( All Photos: Esther Bubley, 1951)
The Pittsburgh Photographic Library was founded to 1950 with a single mission: to document urban renewal in the Steel City. But its founding director, Roy Stryker, a Columbia University economist with a background in public relations, was also a photographer with an eye for undiscovered talent. This led to the hiring of photojournalists who could produce something more than business booster shots. A current exhibit at The Frick Art & Historical Center shows just how much more a great photographer can bring to the most ordinary assignment.

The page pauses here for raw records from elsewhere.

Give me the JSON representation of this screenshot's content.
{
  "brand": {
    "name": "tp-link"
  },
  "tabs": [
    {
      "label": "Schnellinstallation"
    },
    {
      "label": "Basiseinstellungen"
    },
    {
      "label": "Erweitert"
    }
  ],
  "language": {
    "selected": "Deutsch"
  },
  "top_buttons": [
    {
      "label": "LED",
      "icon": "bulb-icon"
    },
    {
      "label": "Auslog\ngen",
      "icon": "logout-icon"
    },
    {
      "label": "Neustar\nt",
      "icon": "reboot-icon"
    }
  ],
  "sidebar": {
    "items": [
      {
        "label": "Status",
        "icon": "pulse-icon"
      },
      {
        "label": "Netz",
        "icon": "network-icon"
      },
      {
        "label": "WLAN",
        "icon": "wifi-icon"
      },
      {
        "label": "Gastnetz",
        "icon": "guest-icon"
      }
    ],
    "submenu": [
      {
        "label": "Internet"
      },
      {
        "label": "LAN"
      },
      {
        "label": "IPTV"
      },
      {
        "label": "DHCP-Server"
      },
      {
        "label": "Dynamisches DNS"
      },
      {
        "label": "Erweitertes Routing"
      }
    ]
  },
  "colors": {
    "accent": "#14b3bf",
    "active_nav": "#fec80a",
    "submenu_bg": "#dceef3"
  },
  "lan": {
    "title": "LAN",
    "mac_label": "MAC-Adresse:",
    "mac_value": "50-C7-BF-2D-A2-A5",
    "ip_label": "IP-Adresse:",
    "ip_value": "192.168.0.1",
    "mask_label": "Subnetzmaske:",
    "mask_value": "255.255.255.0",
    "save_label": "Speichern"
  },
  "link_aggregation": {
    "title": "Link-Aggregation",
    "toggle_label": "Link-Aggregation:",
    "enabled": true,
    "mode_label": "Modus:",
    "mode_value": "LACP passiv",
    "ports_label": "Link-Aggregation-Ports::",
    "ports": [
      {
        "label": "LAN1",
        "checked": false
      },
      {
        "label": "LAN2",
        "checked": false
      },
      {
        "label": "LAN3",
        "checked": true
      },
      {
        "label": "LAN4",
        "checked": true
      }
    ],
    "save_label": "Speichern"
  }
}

In previous positions with The Farm Security Administration and the Standard Oil Company, Stryker had lured such behind the lens luminaries as Dorothea Lange, Walker Evans, Gordon Parks, and Ben Shahn to create iconic images of everyday housewives, farmers, drillers, and truck drivers. So when Stryker chose an unheralded female photographer, Esther Bubley, to put a P.R. spin on the daily grind at Children’s Hospital Of Pittsburgh, it wasn’t surprising that her work was accomplished. But no one at the library could have predicted the assignment would result in museum quality art.
The Frick has mounted a solo exhibit of Bubley’s extraordinary images: Children’s Hospital 1951. The simple, black and white photos are astonishing for their immediacy and their somehow artless artistry. Images of children in distress are captured without sentimentality or pity. And there are no Doctor Kildare or Ben Casey dramatics on view here, just the hard work of professionals struggling with a very tough job.

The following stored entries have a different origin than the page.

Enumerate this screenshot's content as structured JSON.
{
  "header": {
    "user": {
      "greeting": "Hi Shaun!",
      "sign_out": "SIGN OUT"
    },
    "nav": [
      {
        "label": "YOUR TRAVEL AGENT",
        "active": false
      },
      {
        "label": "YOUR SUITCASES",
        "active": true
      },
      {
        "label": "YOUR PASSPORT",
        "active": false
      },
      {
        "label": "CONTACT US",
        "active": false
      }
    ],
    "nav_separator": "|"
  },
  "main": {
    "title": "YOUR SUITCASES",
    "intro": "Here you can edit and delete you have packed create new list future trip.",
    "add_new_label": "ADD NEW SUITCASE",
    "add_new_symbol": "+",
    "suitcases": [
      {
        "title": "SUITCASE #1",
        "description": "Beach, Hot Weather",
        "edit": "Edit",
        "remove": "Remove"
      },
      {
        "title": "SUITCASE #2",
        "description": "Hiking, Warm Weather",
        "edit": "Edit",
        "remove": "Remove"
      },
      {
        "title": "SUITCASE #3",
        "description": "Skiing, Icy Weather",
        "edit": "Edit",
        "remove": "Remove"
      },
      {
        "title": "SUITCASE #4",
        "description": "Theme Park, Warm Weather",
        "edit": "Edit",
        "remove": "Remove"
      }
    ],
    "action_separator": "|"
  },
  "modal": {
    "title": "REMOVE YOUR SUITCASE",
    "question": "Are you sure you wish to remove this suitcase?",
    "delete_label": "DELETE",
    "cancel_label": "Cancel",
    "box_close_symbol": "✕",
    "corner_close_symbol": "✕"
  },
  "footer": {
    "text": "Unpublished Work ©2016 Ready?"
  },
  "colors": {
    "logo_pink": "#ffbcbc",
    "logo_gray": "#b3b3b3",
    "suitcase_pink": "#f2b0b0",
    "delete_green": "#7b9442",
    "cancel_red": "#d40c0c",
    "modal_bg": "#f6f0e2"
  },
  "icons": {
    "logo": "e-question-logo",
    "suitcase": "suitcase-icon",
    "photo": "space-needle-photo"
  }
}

The intimacy of the images, and their profound spontaneity, are startling. Bubley somehow overcame the parental conditioning of children to “smile for the camera.” The trick, she said, was “to get them NOT to pose.” Bubley’s unobtrusiveness (she actually lived in the hospital for nearly a month) led to shots that are more than candid. Her subjects seem as unaware of her observation as objects in a still life.
Esther Bubley’s genius as a photographer was her ability to glimpse the elemental in the ordinary. The quaint formality of the 1950’s hospital depicted here, with nurses in starched caps and crew cut doctors sporting bow ties, now seems oddly otherworldly. But the simple human suffering and clear eyed compassion captured by Bubley remain all too unnervingly familiar.
Children’s Hospital 1951 continues at the Frick Art & Historical Center in Pittsburgh through January 3, 2010.